Struggle with the burden of empathy? Lucy Cridland-Smith shares how to navigate life as an empath and
how to use this personality trait in a positive way.

I have often thought that life would be easier if I just didn’t notice things.  The rubbish on the street, people driving when they could walk, the child standing alone looking lost, the parent at the gate with no one to speak to, the amount of plastic used for our weekly shops damaging the environment and our seas. Life as an Empath is really rather hard.  You see, we notice everything and we even sense how others are feeling without them telling us.  Every look, comment, action, we see everything and are often powerless to ignore or change it. Not only do we mentally notice things but there is also a physical effect on our bodies. Things can literally make me feel sick to my stomach and I cannot just switch off the reactions.

10 traits of an Empath
Judith Orloff, M.D. the author of The Empath’s Survival Guide: Life Strategies for Sensitive People, is a Professor of psychiatry at UCLA, states the trademark of an empath is ‘feeling and absorbing other people’s emotions and/or physical symptoms because of their high sensitivities’.

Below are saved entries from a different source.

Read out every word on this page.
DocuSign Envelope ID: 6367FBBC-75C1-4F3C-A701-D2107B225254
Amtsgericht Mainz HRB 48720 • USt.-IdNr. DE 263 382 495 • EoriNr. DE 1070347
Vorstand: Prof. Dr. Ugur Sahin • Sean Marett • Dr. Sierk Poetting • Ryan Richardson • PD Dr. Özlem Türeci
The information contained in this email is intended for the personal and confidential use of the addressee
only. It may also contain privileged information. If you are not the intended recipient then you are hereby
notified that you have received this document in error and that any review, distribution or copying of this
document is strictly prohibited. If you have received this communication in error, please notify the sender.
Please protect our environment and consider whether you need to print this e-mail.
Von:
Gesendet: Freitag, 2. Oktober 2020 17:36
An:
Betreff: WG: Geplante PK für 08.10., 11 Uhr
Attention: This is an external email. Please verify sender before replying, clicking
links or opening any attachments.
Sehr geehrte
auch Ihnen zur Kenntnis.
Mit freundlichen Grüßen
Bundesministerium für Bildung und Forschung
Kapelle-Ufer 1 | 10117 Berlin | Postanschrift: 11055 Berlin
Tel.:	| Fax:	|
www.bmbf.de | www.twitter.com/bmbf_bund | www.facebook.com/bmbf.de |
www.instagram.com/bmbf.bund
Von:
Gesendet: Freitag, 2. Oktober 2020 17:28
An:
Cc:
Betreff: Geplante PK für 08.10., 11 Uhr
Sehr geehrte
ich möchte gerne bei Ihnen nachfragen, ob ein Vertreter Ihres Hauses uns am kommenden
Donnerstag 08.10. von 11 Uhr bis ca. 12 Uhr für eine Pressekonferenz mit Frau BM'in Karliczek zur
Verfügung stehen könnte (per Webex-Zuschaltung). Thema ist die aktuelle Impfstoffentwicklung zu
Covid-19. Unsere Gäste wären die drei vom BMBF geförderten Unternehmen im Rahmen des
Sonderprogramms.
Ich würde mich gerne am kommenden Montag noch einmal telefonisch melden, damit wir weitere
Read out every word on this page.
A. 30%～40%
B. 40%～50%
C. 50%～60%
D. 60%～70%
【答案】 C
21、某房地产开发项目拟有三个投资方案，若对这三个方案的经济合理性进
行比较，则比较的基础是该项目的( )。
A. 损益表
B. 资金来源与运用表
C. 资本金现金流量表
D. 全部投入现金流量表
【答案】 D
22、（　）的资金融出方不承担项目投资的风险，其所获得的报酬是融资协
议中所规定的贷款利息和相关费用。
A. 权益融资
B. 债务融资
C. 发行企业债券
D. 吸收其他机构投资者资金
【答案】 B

In her book, she lists her top 10 traits of an empath.

  1. Empaths are highly sensitive.
  2. Empaths absorb other people’s emotions.
  3. Many empaths are introverted.
  4. Empaths are highly intuitive.
  5. Empaths need alone time.
  6. Empaths can become overwhelmed in intimate relationships.
  7. Empaths are targets for energy vampires.
  8. Empaths become replenished in nature.
  9. Empaths have highly tuned senses.
  10. Empaths have huge hearts but sometimes give too much.

She also says that ‘being an empath doesn’t just mean having a lot of compassion. In many ways, empaths don’t have the normal filters other people do. They take in a lot of what’s going on around them and are very sensitive to noise, smell, and excessive talking. This means they are easily overwhelmed in crowds and can be exhausted after just short periods of time in social situations.’

Countryside space
Recently I moved to the countryside.  I had lived my whole life in big cities in the UK and rather than feel energised being surrounded by people, lights and sounds, I felt overwhelmed. It was almost as if I could feel the collective stress of everyone. Whatever mood I had been in at home, by the time I had been around others I would feel worked up. I would come home in the evening feeling at the end of my tether and yet nothing had really happened to cause it.  The countryside at least gave me some respite. People walk around my small town saying hello to each other and with the vast amount of retirees, there are lots of happy people who are certainly not stressed.

Empathy as a Superpower
When your body feels things, to the extent I do, it is really hard to remain happy, calm and collected. I look at others who don’t seem to sweat the small stuff and feel jealous, I wish I could go through life not noticing because my journey would definitely be easier!

But, you see I can’t.  I have been born with the power of being an Empath.  And whilst it is hard to see everything and really ‘feel’ it in the pit of my stomach, I should look at it as though it were a superpower.  Isn’t it good that I notice the child stood alone so that I can go and talk to them? The lone parent at the school gate, who I can introduce myself to and make them laugh. When my child comes home from school crying because friends have been mean, we cuddle and cry together, she at least is understood and supported, even if her mum is a bit mad.

Being an empath had the ultimate reward for me when I was helping my dad to nurse my dying mother.  She had been living with breast cancer for 12 years but eventually, it came back and she had metastatic breast cancer in her bones and brain.  She was struggling to know what was going on towards the end and finding it hard to communicate her needs but I seemed to know what she needed, just by looking at her. In a moment of lucidness, she said that she wished I could care for her full time as I knew what she needed without her even having to ask. In moments like that, I can cherish the fact that I am an Empath.

Survival tactics
So, if you are an Empath, how can you navigate the world with the least amount of pain? Firstly, you can never change other people and how they behave but you can change how you react. This is a slow process but you can teach yourself to take a breath and try and calmly respond.

Secondly, try to keep away from people or social situations which you know won’t make you feel good. This might feel like a really difficult thing to do but we all have people who have a knack at making you feel rubbish. So rather than putting yourself in those situations start being more selective with what you accept invitations to and try to avoid those people. Saying no feels hard at first as you can feel guilty but when you start to notice that you feel better for being more selective, it gets easier.

Finally, try meditation. I find meditation hard because I don’t seem to be able to turn off the internal chatter but again, I am trying. I am trying to do a small amount of grounding meditation whether it is when walking the dog or just taking myself off to a quiet room for half an hour every day. Just giving myself time to relax and connect and to be calm in my body and mind. With meditation, you may just be able to get yourself centred and strong and it may just give you a protective coat to face the day.